Setup and Installation

Installation

  1. Clone the repository (optional):

    git clone <repository-url>
    cd openalex-mcp-server
    
  2. Install dependencies:

    uv venv
    source .venv/bin/activate
    
    uv pip install .
    

    This installs the server package along with its dependencies (mcp[cli], pyalex).

  3. Run server:

    uv --directory /YOUR/INSTALL/DIRECTORY/openalex-mcp-server run server.py
    

Configuration

  • OpenAlex Polite Pool: To use the faster, more reliable OpenAlex polite pool, set the OPENALEX_EMAIL environment variable to your email address before running the server or when configuring it in your MCP client.
    export OPENALEX_EMAIL="[email protected]"
    
    If this variable is not set, the server will use the anonymous pool, which has stricter rate limits.

MCP Integration

To use this server with an MCP client (like the Claude VS Code Extension or Claude Desktop), you need to add its configuration to the client's settings file.
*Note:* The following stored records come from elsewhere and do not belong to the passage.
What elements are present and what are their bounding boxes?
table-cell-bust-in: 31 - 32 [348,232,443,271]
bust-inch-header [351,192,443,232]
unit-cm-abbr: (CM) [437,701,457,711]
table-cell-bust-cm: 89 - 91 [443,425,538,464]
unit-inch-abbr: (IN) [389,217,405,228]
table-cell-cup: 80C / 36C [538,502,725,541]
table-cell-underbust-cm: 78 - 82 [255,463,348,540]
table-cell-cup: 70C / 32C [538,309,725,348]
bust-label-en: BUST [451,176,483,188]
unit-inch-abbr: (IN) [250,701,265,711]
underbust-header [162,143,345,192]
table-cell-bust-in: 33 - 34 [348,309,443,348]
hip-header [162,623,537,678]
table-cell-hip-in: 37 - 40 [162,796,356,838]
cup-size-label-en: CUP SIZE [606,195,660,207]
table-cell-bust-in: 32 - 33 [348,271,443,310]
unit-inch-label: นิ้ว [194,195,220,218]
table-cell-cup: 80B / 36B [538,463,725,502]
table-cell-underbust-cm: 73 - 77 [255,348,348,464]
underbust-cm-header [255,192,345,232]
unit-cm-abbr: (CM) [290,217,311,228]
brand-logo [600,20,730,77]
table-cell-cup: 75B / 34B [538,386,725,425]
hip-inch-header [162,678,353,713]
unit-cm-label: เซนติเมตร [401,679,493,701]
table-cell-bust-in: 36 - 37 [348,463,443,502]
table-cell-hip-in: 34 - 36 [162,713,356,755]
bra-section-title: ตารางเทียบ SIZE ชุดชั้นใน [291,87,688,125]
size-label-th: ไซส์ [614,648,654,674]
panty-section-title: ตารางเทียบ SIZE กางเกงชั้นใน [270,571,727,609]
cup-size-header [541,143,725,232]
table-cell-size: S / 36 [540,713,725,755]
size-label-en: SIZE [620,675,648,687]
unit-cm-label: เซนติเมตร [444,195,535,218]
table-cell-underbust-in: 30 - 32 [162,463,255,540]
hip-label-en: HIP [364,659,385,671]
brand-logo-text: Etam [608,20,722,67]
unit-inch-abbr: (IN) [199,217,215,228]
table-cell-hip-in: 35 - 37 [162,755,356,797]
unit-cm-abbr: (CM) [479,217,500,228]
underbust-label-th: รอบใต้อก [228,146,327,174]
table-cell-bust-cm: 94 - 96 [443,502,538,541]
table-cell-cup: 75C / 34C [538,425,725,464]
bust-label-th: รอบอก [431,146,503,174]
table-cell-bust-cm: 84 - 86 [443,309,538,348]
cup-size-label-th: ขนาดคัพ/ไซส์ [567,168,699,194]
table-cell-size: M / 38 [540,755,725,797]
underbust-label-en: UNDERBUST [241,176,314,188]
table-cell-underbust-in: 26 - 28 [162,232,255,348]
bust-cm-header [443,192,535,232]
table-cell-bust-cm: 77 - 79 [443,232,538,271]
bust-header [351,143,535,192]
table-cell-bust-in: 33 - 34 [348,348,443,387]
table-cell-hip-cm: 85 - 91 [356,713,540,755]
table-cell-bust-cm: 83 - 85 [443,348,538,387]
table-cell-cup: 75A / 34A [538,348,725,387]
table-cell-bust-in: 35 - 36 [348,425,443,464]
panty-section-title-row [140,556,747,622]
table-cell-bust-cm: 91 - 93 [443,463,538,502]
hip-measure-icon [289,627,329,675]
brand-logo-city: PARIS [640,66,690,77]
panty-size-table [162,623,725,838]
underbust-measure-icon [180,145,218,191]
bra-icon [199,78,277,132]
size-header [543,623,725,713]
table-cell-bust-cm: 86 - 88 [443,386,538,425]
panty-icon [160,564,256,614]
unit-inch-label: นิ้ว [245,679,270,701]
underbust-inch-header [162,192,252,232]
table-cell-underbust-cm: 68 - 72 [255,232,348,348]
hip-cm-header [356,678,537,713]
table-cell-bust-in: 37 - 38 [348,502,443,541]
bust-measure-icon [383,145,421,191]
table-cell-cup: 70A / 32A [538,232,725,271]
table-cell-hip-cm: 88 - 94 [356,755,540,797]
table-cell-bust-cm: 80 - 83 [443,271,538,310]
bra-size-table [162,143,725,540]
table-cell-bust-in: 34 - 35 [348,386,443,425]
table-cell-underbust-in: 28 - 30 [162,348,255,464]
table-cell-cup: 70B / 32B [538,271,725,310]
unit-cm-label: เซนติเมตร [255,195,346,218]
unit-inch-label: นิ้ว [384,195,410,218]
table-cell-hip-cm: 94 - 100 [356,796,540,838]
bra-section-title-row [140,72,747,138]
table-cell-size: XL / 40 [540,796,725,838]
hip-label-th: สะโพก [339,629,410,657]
Example Configuration (cline_mcp_settings.json or similar):

{
  "mcpServers": {
    "... other servers ...": {},
    "openalex": {
      "autoApprove": [],
      "disabled": false,
      "timeout": 60,
      "command": "uv",
      "args": [
        "--directory", "/YOUR/INSTALL/DIRECTORY/openalex-mcp-server", "run", "server.py"
      ],
      "env": {
        "OPENALEX_EMAIL": "[email protected]" // Set your email here!
      },
      "transportType": "stdio"
    }
  }
}
  • Replace "[email protected]" with your actual email address.
  • Restart your MCP client (e.g., reload the VS Code window) after adding the configuration.

Usage

Once the server is configured and running (either via the MCP client integration or manually for development), you can interact with it using the use_mcp_tool command within your AI agent.

Example Tool Calls:

  • Search for papers about "machine learning" published in 2023:

    <use_mcp_tool>
      <server_name>openalex</server_name>
      <tool_name>search_works</tool_name>
      <arguments>
      {
        "search_query": "machine learning",
        "filters": { "publication_year": 2023 },
        "select_fields": ["id", "doi", "title", "publication_year", "cited_by_count"]
      }
      </arguments>
    </use_mcp_tool>
    
  • Get details for a specific work:

    <use_mcp_tool>
      <server_name>openalex</server_name>
      <tool_name>get_work_details</tool_name>
      <arguments>
      {
        "work_id": "W2741809807",
        "select_fields": ["title", "authorships", "abstract", "open_access"]
      }
      </arguments>
    </use_mcp_tool>
    
  • Get references for a work:

    <use_mcp_tool>
      <server_name>openalex</server_name>
      <tool_name>get_referenced_works</tool_name>
      <arguments>
      {
        "work_id": "W2741809807"
      }
      </arguments>
    </use_mcp_tool>
    

Development

To run the server locally for development and testing:

  1. Ensure dependencies are installed (see Installation).
  2. Set the OPENALEX_EMAIL environment variable.
  3. mcp dev server.py

Dependencies

  • mcp-sdk: For MCP server implementation.
  • pyalex: For interacting with the OpenAlex API.